Ao ouvir aquelas palavras, Vidal sentiu um frio na espinha, engolindo seco logo em seguida. O esquadrão da morte era um grupo mercenário conhecido no mundo todo pelos seus feitos, o mais famoso deles sendo quando foram pagos por um ditador para lutarem ao seu lado na guerra civil em seu país.

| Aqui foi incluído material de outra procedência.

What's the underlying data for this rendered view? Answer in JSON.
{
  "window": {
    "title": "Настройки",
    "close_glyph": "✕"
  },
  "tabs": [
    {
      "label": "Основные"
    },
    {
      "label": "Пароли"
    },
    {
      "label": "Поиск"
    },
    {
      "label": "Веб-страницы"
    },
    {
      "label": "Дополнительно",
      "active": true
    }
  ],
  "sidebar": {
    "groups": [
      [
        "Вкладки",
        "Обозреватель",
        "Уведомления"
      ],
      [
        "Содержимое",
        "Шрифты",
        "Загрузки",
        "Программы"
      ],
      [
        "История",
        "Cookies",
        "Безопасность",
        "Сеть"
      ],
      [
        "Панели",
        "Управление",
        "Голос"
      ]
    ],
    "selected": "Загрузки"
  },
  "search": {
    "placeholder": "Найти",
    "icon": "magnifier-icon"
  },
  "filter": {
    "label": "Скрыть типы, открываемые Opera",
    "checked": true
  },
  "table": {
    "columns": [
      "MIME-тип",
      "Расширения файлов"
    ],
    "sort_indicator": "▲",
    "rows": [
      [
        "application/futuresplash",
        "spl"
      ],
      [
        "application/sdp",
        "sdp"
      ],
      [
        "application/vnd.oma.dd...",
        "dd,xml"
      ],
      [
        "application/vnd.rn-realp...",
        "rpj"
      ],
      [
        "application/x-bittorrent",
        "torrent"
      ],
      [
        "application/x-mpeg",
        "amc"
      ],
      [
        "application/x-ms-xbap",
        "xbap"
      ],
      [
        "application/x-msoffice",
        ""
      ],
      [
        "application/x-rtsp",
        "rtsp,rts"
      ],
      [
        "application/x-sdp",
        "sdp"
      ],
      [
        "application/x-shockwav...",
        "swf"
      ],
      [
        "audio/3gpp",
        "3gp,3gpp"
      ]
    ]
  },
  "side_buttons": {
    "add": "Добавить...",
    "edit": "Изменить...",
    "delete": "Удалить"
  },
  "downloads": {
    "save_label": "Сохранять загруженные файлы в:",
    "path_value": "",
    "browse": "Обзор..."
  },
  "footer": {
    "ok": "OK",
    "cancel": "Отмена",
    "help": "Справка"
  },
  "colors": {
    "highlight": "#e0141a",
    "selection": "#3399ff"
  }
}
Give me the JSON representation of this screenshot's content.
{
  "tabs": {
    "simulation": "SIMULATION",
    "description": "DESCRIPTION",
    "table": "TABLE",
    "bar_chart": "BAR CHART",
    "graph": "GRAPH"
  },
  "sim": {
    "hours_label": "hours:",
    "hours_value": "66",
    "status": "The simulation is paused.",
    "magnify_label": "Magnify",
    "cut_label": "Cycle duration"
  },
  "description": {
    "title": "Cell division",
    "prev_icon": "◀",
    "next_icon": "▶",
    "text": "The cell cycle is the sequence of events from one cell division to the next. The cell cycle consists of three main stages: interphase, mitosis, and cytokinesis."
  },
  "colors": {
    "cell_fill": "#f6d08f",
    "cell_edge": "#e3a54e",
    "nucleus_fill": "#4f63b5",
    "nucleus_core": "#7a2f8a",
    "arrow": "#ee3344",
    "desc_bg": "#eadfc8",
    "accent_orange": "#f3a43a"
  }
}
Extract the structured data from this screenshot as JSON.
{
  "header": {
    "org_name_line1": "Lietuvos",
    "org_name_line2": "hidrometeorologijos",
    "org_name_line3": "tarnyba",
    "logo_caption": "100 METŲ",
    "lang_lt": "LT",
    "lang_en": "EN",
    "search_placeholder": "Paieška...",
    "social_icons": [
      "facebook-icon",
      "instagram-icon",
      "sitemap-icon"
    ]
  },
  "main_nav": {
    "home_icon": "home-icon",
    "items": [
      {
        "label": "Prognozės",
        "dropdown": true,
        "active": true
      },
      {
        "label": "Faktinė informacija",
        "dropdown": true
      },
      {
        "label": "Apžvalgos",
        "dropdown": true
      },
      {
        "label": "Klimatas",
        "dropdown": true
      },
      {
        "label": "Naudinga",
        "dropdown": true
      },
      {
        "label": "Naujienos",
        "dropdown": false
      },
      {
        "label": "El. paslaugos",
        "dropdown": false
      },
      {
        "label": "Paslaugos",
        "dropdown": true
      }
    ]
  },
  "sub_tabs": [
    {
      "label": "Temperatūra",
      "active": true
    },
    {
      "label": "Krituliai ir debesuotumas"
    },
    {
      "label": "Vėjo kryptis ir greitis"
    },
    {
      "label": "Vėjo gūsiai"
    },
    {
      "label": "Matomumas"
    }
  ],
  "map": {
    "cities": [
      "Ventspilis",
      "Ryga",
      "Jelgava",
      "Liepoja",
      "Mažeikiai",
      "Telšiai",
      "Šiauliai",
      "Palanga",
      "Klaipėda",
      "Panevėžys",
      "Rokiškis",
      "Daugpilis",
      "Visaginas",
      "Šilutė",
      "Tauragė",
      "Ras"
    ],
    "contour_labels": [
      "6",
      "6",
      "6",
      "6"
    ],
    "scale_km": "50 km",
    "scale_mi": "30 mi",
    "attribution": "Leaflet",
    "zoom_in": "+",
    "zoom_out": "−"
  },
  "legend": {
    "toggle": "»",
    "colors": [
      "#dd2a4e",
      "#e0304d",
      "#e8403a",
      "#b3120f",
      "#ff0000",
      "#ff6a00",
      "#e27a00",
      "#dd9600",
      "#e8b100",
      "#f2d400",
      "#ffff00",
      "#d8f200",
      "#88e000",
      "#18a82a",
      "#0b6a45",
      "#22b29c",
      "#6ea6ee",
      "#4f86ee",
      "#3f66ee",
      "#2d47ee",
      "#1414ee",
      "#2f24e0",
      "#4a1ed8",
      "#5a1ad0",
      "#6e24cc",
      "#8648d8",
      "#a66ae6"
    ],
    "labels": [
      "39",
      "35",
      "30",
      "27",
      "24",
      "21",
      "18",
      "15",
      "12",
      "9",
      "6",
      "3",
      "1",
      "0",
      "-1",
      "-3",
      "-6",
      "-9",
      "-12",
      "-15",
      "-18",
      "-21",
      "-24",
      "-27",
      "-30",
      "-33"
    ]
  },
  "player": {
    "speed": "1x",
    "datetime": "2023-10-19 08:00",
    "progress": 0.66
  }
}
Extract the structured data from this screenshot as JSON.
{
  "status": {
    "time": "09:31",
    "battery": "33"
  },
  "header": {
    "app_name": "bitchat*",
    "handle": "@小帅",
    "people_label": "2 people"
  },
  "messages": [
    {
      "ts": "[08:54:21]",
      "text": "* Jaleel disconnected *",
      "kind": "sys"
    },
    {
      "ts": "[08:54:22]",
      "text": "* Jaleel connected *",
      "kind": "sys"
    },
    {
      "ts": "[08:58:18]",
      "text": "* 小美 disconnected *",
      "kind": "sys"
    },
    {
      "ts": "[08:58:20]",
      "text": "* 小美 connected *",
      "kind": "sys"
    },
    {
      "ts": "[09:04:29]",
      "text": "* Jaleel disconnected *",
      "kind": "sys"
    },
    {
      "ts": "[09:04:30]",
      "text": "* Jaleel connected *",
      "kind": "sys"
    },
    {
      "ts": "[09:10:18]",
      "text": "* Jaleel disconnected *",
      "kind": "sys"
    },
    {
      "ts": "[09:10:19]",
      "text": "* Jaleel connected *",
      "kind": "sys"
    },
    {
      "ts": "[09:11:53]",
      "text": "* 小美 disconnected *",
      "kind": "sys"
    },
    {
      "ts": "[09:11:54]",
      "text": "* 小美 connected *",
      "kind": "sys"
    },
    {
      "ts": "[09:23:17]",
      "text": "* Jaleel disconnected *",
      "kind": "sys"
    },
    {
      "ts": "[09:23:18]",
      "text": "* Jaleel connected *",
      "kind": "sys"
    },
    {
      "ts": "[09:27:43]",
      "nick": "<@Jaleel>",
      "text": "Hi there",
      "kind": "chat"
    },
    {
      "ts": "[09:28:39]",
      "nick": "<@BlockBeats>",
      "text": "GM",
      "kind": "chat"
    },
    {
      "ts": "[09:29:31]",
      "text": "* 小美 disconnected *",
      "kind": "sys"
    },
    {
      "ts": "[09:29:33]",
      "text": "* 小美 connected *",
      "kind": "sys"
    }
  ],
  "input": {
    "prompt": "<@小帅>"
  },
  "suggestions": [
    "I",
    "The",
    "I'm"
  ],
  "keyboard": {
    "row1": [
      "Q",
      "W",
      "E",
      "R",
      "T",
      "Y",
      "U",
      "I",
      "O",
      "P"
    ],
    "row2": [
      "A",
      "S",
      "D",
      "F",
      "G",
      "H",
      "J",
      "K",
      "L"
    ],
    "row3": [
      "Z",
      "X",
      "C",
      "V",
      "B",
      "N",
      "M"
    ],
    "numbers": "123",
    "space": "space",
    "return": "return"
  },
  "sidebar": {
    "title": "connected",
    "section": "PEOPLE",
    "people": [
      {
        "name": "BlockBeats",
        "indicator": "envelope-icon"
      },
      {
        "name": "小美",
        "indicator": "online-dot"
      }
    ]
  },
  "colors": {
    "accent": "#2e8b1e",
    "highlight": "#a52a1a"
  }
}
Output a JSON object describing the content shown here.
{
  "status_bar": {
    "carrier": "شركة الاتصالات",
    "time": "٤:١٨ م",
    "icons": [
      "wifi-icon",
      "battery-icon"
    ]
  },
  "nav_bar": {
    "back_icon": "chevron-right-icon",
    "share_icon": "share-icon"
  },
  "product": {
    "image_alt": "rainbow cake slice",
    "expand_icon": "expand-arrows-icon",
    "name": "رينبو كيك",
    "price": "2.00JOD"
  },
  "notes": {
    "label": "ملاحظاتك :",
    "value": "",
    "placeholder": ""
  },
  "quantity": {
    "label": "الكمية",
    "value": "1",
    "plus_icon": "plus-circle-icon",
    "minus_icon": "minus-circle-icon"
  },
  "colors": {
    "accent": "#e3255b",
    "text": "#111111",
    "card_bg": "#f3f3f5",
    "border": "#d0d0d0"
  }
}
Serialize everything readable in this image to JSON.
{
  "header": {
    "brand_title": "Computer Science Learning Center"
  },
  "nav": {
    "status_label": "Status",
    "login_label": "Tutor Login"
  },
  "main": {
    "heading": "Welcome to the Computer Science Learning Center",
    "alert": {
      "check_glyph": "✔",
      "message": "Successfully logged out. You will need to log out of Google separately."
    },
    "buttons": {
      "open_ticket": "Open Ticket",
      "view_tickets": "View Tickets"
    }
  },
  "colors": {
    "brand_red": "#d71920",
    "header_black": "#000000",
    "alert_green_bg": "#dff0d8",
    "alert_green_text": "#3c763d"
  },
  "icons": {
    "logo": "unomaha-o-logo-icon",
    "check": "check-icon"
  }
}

Sozinhos, eles dizimaram o exército revolucionário inteiro, sem deixar sobreviventes.
Após isso, eles foram considerados inimigos número 1 da organização vigilantes, sendo caçados pelo mundo todo durante anos até finalmente serem capturados e desmantelados, com os seus membros estando detidos em diferentes prisões ao redor do mundo.
— Eu fui forçado a cooperar junto com Poti e Sofia, por mais que eu não quisesse olhar para a cara deles por vergonha e raiva. Nosso papel era apenas rastreá-los e informar a sua localização para os vigilantes de grau superior, que já estavam a caminho, mas… — Maycon mudou seu tom de voz abruptamente, parecendo estar se esforçando para segurar o choro. — Foi tão repentino que eu nem pude ver de onde o ataque veio. Enquanto procurávamos pelos mercenários no meio da mata, nós fomos atacados, dizimados sem nem ao menos ter tempo para reagir. Quando me dei conta, já estava no chão, deitado sobre uma poça do meu próprio sangue, e ao meu lado, estava Sofia, morta. Eu tentei me levantar para ajudá-la, mas mal conseguia ficar de pé. Me arrastei para perto dela, tentando inutilmente acordá-la de seu sono eterno.
— E-eu sinto muito…
— Eu acabei desmaiando por causa da perda de sangue, quando acordei, estava sendo carregado por Poti, que teve que nadar quilômetro por rio até despistar o grupo de mercenários. Eu me debati em seus braços, implorando para ele voltar e resgatar Sofia, mas ele sabia, assim como eu, que ela já estava morta. Naquele dia, culpei-o pela morte da mulher que eu amava, o amaldiçoei e até mesmo desejei que fosse ele quem tivesse sido morto no lugar dela. Desde então nós dois poucos nós falamos, encontrando-nos raras vezes. Ele ainda deve guardar rancor de mim por culpá-lo pela morte de Sofia, e eu não o culpo.
— Por que você dois não tentam reconciliar-se, tentar deixar o passado para trás ? — propôs Vidal inocentemente.
— Não é assim que funciona, não para nós dois. Tem coisas que não dá para esquecer, garoto…
Maycon foi interrompido por um estalo, com se algo estivesse batendo em uma tábua de madeira repetidas vezes. Os dois vigilantes viram um alçapão abrir bem em frente a Snitch. A abertura estava disfarçada por terra, quase impossível de ser detectada.
A surpresa ao descobrirem aquela entrada secreta durou pouco até virem um ser que se assemelhava a um tatu-bola sair pela escotilha.
— Então esse é o tal escavador… — cochichou Maycon.